DISCIPLINE VERSUS PUNISHMENT
Consider Him who endured such opposition from sinners, so that you will not grow weary and lose heart. In your struggle against sin, you have not yet resisted to the point of shedding your blood. And have you completely forgotten the word of encouragement that addresses you as a father addresses his sons? ‘My son, do not make light of the Lord’s discipline, and do not lose heart when he rebukes you, because the Lord disciplines the ones He loves, and He chastens everyone He accepts as sons.’ (Heb. 12: 3-6).
How important it was for his readers to fix their eyes on Jesus! Like Peter walking on the water, the turbulent circumstances around them caused them to waver and to lose confidence in their Master and in themselves and their resolve and ability to follow Him, no matter what. As His disciples, they knew that their relationship with Him was far closer than mere admirers. To be a disciple was to learn to become just like their rabbi, to live like him and to imitate him in everything he said and did.
By turning away and going back to the yoke – the teaching and way of life – of a lesser rabbi, they were in effect saying that they no longer believed that Jesus was most authoritative rabbi to follow. They were declaring, by their defection, that His life and teachings were no longer authentic for them, and repudiating their right to be called sons of God.
By doing that they had forgotten the reality of who they were. If they regarded the suffering they were undergoing as believers in Jesus as punishment for their sins, they had missed the truth of the radical change that had happened when they believed and received Jesus as their Messiah and Saviour. They were no longer slaves but sons.
The Spirit you received does not make you slaves, so that you live in fear again; rather, the Spirit you received brought about your adoption to sonship. And by Him we cry, ‘Abba, Father.’ The Spirit Himself testifies with our spirit that we are God’s children (Rom. 8:15).
Slaves had a different relationship to their master from sons. Slaves did not belong in the family. They did not share the name or the inheritance of sons. They lived in fear of punishment if they did not comply with the master’s orders. They could be beaten or even killed if they disobeyed.
‘You are not slaves, but sons,’ the writer reminded them. The troubles they were experiencing were not punishment for sin as they might have erroneously viewed them. God has dealt with sin, once and for all, in the death of His Son. The writer had taken pains to explain to them that Jesus’s once-for-all, never-to-be-repeated sacrifice had taken care of sin forever. Unlike the sacrifices of the old covenant which had to be repeated again and again as a reminder of sin, the blood of Jesus had perfected them forever and they were now undergoing the process of being made holy.

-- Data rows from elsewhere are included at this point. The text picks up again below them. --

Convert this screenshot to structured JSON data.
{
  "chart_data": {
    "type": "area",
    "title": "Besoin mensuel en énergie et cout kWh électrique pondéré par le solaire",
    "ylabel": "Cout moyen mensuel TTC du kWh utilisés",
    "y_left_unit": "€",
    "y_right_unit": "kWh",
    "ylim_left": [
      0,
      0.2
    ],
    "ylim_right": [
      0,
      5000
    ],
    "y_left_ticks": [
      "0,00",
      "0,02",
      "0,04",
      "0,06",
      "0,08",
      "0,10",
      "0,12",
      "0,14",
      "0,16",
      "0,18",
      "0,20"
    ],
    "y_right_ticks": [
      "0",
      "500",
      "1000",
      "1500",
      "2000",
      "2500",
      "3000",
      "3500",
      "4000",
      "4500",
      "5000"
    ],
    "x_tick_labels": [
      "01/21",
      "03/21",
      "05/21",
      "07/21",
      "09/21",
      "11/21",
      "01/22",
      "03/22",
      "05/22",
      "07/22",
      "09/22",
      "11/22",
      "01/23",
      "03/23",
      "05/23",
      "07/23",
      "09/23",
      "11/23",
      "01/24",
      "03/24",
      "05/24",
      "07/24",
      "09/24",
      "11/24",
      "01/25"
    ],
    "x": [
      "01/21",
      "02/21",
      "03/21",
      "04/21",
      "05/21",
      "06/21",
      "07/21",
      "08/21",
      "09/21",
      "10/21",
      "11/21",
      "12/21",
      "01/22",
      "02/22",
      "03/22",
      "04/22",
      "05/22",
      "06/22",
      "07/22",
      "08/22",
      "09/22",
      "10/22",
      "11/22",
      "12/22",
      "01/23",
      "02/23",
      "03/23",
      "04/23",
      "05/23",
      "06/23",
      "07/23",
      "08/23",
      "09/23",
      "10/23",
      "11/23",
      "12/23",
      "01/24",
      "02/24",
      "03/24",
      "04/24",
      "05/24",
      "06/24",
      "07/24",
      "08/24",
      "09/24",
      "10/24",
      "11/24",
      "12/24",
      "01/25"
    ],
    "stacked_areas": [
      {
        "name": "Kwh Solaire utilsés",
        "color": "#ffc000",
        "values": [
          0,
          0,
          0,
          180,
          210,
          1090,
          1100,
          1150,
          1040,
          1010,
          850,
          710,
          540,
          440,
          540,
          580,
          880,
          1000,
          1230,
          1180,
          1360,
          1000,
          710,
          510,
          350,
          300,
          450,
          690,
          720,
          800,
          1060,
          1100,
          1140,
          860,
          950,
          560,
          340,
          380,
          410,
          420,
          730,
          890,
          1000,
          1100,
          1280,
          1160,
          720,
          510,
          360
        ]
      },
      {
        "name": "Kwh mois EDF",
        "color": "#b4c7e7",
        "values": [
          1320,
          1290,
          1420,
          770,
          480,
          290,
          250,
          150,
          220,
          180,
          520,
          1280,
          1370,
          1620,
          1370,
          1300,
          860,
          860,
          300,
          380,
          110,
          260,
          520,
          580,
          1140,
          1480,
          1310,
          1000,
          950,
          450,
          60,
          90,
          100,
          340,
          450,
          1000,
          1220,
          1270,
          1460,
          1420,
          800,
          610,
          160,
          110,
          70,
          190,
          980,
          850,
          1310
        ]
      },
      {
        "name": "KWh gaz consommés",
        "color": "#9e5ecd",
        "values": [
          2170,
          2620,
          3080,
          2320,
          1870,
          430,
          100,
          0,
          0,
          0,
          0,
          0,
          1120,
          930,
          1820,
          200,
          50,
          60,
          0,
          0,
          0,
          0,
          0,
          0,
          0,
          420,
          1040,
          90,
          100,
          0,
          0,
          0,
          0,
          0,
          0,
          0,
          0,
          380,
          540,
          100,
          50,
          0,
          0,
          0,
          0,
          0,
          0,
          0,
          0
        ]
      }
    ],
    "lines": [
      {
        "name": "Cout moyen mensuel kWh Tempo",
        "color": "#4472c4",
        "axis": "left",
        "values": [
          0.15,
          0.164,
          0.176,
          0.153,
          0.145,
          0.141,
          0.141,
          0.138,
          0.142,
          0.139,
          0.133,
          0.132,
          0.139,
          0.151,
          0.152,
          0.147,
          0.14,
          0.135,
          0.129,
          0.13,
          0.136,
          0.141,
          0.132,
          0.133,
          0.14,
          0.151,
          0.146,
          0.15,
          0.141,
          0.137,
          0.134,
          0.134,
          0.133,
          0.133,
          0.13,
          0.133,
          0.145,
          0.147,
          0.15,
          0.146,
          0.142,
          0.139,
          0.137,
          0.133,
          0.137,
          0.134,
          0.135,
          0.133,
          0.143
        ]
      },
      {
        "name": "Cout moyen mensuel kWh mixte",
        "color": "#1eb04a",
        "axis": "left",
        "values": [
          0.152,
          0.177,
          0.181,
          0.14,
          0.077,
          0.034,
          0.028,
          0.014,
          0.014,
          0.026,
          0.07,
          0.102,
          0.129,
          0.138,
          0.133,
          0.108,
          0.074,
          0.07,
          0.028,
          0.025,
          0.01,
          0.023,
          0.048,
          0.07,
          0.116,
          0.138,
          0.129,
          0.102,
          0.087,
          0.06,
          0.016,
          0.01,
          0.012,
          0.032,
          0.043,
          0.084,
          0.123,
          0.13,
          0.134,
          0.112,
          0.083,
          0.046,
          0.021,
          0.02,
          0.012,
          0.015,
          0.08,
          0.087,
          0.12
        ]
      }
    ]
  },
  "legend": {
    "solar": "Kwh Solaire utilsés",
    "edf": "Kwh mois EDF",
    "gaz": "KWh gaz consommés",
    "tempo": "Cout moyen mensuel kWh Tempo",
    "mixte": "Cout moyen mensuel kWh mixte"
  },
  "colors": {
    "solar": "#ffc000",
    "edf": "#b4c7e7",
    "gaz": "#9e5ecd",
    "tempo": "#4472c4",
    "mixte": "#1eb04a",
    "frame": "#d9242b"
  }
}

Their hardships were not punishment but discipline. Punishment was for slaves; discipline was for sons. Punishment was retribution for doing wrong; discipline was correction to point them towards becoming true sons in their attitudes and behaviour.
How important it is for us to understand what God is doing in our lives when we go through the pain and hardships that don’t make sense and seem to indicate that God is either absent or doesn’t care! “The problem of suffering” has troubled both believers and unbelievers from time immemorial. Books and sermons abound; solutions are offered or denied.
Two facts must never be ignored; we live in and are part of a fallen world – we cannot evade the effects of sin and the suffering which sin brings; we are God’s children – He uses every experience we go through to mould us into the likeness of Jesus.
And we know that in all things God works for the good of those who love Him, who have been called according to His purpose. For those God foreknew He also predestined to be conformed to the image of His Son, that He might be the firstborn among many brothers and sisters (Rom.8:28-29).
How else can God reveal the remnants of the old nature in us if He does not allow us to experience the circumstances that trigger our sinful responses? Since we don’t understand what He is doing, we mistrust or blame Him. Instead of growing in grace, we waste the opportunities to imitate Jesus. He endured opposition from sinners because His eye was on the reward. If we keep our eyes on the prize instead of bewailing our suffering, like Jesus we shall endure, persevere and, in the end, inherit God’s promises.
What no eye has seen, what no ear has heard, and what no human mind has conceived’ – the things God has prepared for those who love Him – these are the things God has revealed to us by His Spirit (1 Cor. 2: 9-10).